The result — TextED.ca — offers up discussion pages and specific guidelines for “safe texting.” The latter include the reasonable, “I will enjoy all of the technologies available to me, but I will not allow them to control me” (good plan); and the categorical, “I will never send nude pics, either of me or another, via text message (or by any other means)” (now, there’s a concept!).
I suppose if sexting is wreaking havoc with teens’ lives, one can say that TextEd.ca is necessary, and that I shouldn’t be making fun of it. (News articles about the program reference a sad story of a Florida teen who killed herself after her boyfriend shared with classmates the topless photo of her that she’d sent him.) But it’s hard to read the site without being left with the impression that (1) teens are going to smell the condescension from miles away, and (2) there’s a far bigger problem at work here.
Such lessons as “although you may feel all grown up, those who are much older than you should not be paying attention to you in a sexual way,” are all fine and good, but didn’t parents and teachers ingrain them in their charges from day one? If a teen is learning them for the first time from an institutional website, isn’t it likely to be too late?

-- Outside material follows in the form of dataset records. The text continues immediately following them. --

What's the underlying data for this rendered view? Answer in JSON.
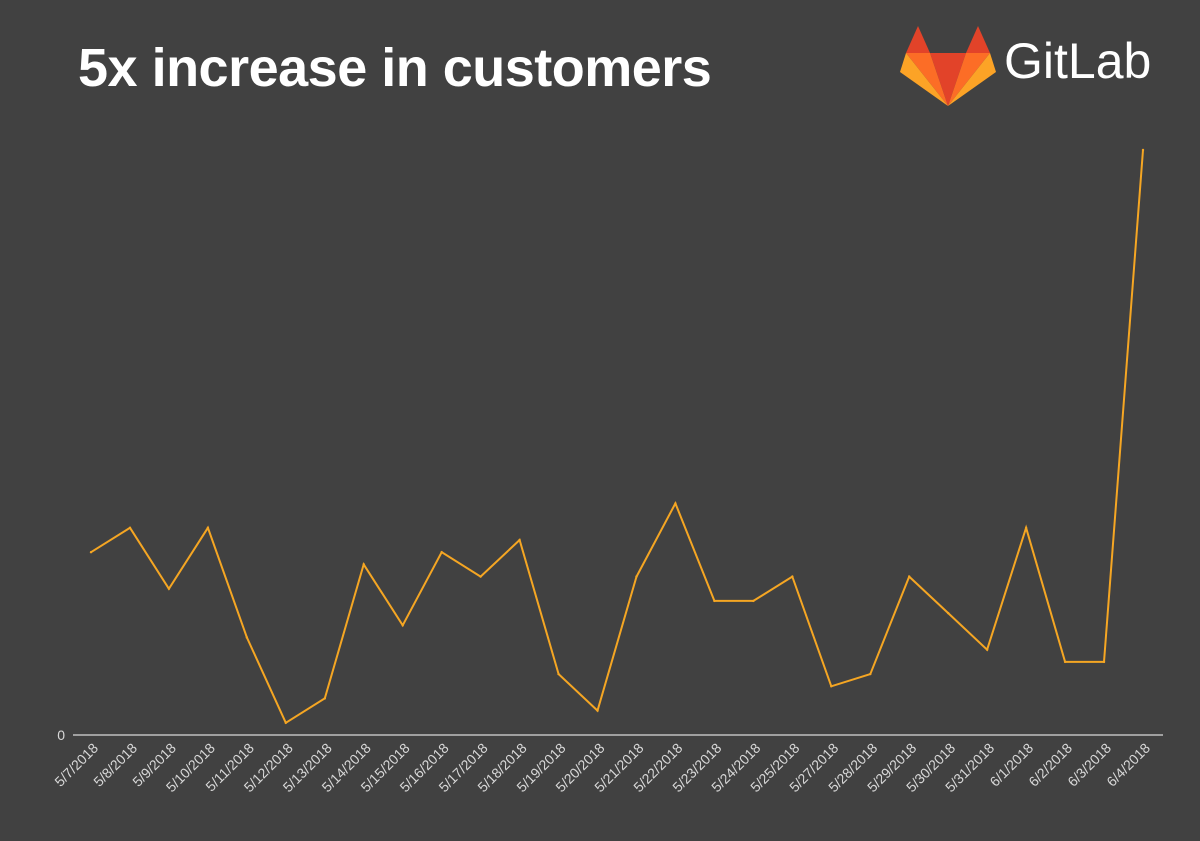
{
  "title": "5x increase in customers",
  "logo": {
    "word": "GitLab",
    "icon": "gitlab-tanuki-icon",
    "colors": [
      "#e24329",
      "#fc6d26",
      "#fca326"
    ]
  },
  "chart_data": {
    "type": "line",
    "title": "5x increase in customers",
    "xlabel": "",
    "ylabel": "",
    "categories": [
      "5/7/2018",
      "5/8/2018",
      "5/9/2018",
      "5/10/2018",
      "5/11/2018",
      "5/12/2018",
      "5/13/2018",
      "5/14/2018",
      "5/15/2018",
      "5/16/2018",
      "5/17/2018",
      "5/18/2018",
      "5/19/2018",
      "5/20/2018",
      "5/21/2018",
      "5/22/2018",
      "5/23/2018",
      "5/24/2018",
      "5/25/2018",
      "5/27/2018",
      "5/28/2018",
      "5/29/2018",
      "5/30/2018",
      "5/31/2018",
      "6/1/2018",
      "6/2/2018",
      "6/3/2018",
      "6/4/2018"
    ],
    "series": [
      {
        "values": [
          15,
          17,
          12,
          17,
          8,
          1,
          3,
          14,
          9,
          15,
          13,
          16,
          5,
          2,
          13,
          19,
          11,
          11,
          13,
          4,
          5,
          13,
          10,
          7,
          17,
          6,
          6,
          48
        ]
      }
    ],
    "y_ticks": [
      0
    ],
    "ylim": [
      0,
      48
    ],
    "line_color": "#f5a623",
    "axis_color": "#ffffff",
    "tick_label_color": "#d8d8d8",
    "grid": false,
    "legend": "none"
  }
}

Neither cell phones nor BlackBerrys are the real issue.
An ill-advised text is no more dangerous than an ill-advised letter. It doesn’t matter if the topless shots kids are sharing of themselves are digital or on photo paper — it’s the fact they’re sharing topless shots that’s cause for concern.
That’s an important distinction because it suggests that all the “safe texting” education in the world isn’t going to address what is going on. Sexting is just the silent canary in the coal mine. It’s the sign, not the cause, of the dangerously cavalier attitudes to sex and sexuality that have been building up in teen culture for years now. The only sure-fire cure is a full-blown evacuation — a complete retreat from the mainstream movies, videos, video games and songs of the day that sexualize kids before they’ve even reached puberty (or, in some cases, potty training).
But since it’s hardly realistic to expect a young person to abstain from all forms of popular entertainment (and the verboten becomes that much more appealing, in any case), the real answer is parents. Parents have to resist the temptation to cede the moral education of their kids to outside authorities — even well-intentioned ones like the Canadian Centre for Child Protection — and transmit the old-fashioned basics of what’s decent and good and right in as firm a manner as possible, as soon as possible.
For a message to be meaningful, it has to come from an extremely respected and trusted quantity, and in the early years of a child’s life, only Mom and Dad fit that bill. Teachers and Elmo and cheerfully illustrated board books can help, but like so many other important things, integrity starts at home.